BENGUELA - VINDE VER!
Depois de quase um mês de ausência motivada pela convocatória para participar da magna reunião dos padres da Obra da Rua, eis que regresso a Casa com prontidão, como acontece a um soldado depois do tempo de recruta, para acudir às grandes preocupações que no acompanhamento através da comunicação rápida garantida pelo sinal da internet ao telemóvel me chegavam desde Benguela. Momentos antes da minha partida, preocupado em encontrar alguém que assumisse a responsabilidade de dirigir a casa com 130 rapazes, mais 70 trabalhadores e uma imensidão de desafios no dia-a-dia, durante o tempo da minha estadia em Portugal, veio-me uma luz em forma de sinal de interrogação. A quem procuras? Um onde encontrá-lo? O que procuras lá fora pode ter já sido dado de graça e está mesmo em tua Casa. Mas em Casa só tenho rapazes e alguns ainda muito novos para assumirem responsabilidade pelos mais pequeninos.

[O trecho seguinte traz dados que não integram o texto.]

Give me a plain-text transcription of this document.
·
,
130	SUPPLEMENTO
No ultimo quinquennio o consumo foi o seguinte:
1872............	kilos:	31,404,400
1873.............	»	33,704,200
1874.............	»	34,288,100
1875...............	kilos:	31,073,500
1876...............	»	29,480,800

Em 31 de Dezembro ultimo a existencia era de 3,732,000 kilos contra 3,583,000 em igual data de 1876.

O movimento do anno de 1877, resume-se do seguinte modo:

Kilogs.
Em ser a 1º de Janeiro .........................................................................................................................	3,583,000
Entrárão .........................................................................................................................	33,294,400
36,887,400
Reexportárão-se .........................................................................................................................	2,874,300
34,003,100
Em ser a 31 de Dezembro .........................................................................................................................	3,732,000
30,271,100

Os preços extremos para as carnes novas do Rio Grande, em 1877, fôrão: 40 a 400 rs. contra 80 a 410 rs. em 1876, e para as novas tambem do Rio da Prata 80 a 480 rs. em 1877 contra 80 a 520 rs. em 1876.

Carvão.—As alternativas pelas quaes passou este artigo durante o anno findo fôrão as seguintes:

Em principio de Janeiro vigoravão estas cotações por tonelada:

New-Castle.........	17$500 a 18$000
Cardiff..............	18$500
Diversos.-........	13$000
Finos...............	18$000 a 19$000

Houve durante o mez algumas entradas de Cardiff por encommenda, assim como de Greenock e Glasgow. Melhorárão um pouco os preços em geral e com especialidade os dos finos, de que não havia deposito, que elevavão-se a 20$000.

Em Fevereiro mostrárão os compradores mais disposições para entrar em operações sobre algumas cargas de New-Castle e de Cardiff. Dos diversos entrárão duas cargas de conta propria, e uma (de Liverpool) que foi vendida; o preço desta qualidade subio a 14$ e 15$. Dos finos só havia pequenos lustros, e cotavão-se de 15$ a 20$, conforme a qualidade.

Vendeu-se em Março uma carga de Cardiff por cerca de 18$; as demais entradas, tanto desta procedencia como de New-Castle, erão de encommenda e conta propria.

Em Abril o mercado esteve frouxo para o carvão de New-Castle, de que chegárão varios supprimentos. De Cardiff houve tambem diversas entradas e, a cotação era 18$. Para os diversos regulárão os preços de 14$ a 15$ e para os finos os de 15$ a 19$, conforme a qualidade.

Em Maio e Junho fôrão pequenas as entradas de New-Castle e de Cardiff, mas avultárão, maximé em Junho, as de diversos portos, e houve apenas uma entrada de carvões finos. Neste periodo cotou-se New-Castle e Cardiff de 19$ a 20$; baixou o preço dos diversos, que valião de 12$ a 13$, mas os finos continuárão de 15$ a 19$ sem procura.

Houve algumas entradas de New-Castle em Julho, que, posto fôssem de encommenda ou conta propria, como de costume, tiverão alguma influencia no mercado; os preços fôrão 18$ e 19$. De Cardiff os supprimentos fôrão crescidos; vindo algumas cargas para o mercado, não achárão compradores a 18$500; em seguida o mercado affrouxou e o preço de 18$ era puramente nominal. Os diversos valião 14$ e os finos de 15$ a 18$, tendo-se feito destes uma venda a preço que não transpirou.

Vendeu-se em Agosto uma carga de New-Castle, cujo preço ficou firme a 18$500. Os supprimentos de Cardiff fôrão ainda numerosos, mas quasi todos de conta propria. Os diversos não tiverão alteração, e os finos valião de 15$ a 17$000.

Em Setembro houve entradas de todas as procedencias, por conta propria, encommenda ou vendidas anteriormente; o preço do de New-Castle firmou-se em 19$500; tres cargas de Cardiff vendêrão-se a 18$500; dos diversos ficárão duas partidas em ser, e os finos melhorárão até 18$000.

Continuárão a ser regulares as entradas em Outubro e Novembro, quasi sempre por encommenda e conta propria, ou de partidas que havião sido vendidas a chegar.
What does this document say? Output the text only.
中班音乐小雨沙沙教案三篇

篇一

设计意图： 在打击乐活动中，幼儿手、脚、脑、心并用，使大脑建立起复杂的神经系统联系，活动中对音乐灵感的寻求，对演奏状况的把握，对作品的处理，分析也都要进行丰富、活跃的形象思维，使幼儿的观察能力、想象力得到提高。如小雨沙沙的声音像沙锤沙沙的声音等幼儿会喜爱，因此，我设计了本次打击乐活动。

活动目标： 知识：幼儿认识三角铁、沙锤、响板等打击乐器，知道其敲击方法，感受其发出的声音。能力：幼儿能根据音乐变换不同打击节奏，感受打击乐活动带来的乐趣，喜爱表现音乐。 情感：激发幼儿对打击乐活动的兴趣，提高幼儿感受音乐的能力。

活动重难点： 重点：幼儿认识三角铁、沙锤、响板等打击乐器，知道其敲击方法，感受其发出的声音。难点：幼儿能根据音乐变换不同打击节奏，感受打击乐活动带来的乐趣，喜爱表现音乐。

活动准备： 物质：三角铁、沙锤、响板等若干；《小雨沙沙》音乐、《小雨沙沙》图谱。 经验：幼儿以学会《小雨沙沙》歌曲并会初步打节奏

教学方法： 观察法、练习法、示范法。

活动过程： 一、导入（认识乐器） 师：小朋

Somos a Obra de Rua - Obra de rapazes, para rapazes, e pelos rapazes. Está aqui desfeita a barreira da incerteza, a resposta da minha inquietação e aberta ficou ao entendimento a alegria de dar aos rapazes a ocasião para realizarem em plenitude aquele "pelos rapazes" que aparece no nosso lema. Assim, ficaram os próprios rapazes a assumir as responsabilidades de conduzir a comunidade a bom porto. E souberam todos caminhar como deve ser em Casa de família alargada. Ao regressar a Casa houve gritos e abraços de contentamento. Os laços familiares são mais fortes que o medo do coronavírus. O afecto e o calor no seio da família o expulsam para longe. O testemunho da vivência em família neste espaço de tempo foi positiva. Muitas pessoas que visitaram a Casa estavam admiradas como tudo funcionava como deve ser num dia normal de uma Casa do Gaiato. O chefe-maioral era o capitão da equipa e com ele todos os outros rapazes maiores jogavam a mesma bola, rumando em marcha única para o bom andamento da vida e de Casa; a presença de todos nos actos de comunidade, o ir e vir das escolas lá fora e dentro de Casa, os horários de trabalho de cada um, a catequese, a reza diária do terço no fim do dia, a organização da celebração da Santa Missa aos domingos (a cargo de um sacerdote da Diocese). Qualquer dia, há-de ser celebrada por um sacerdote que foi criado nesta Casa. Já temos um seminarista ainda no propedêutico e mesmo assim já temos muita esperança.
Nestes primeiros dias do meu regresso tenho estado longas horas a escutar os rapazes, os trabalhadores, os visitantes, os pobres que batem à nossa porta. Todos vêm sorridentes a dar as boas vindas e a saudar. Só os rapazes sabiam da viagem e do regresso, todas as pessoas com quem me encontro perguntam se a viagem correu bem. Somos uma única família. Os rapazes estão dentro da nossa Casa. A outra parte é a família que está lá fora e nos acompanha como se estivesse aqui dentro. Os nossos amigos e todos os nossos benfeitores, de longe e de perto, os que revelam a sua identidade e os que não querem que o mundo saiba o seu nome, mas, sim, o seu gesto de amor para com os mais pobres. Estes não querem que a mão esquerda saiba o que faz a mão direita. Seguem à risca as orientações do Mestre. Pois sabem que a recompensa vem de Deus que vê o que se faz e está oculto aos olhos dos homens. Toda a pessoa humana para ver reconhecida cabalmente a sua dignidade deve ser livre de pensar e de agir de acordo com a sua consciência. Assim, e porque a Casa do Gaiato é uma escola de oração e de trabalho, são dadas linhas orientadoras para que todos possam crescer como homens educados, trabalhadores e responsáveis. O trabalho e a oração, bem como o recreio, têm as suas horas marcadas. Cada um sabe qual é a sua tarefa e todos são responsabilizados pela mesma. Caso não a cumpram são sujeitos ao "tribunal" da comunidade e aí devem assumir os seus erros e procurar emendar-se.
A conclusão é de Pai Américo «Nós somos trabalhadores de primeira linha; trabalhamos mais de oito horas por dia. O nosso sistema exclui todo e qualquer pessoal auxiliar. Os orientadores são em muito pequeno número e a sua acção é agachada. De forma que esta primeira quinta será o local do primeiro desdobramento da Casa do Gaiato. A seu tempo irão obreiros de Paço de Sousa, como vieram para cá os de Miranda do Corvo, fundar. Eles hão-de trabalhar, dirigir, zelar aquilo que é deles, para eles, por eles».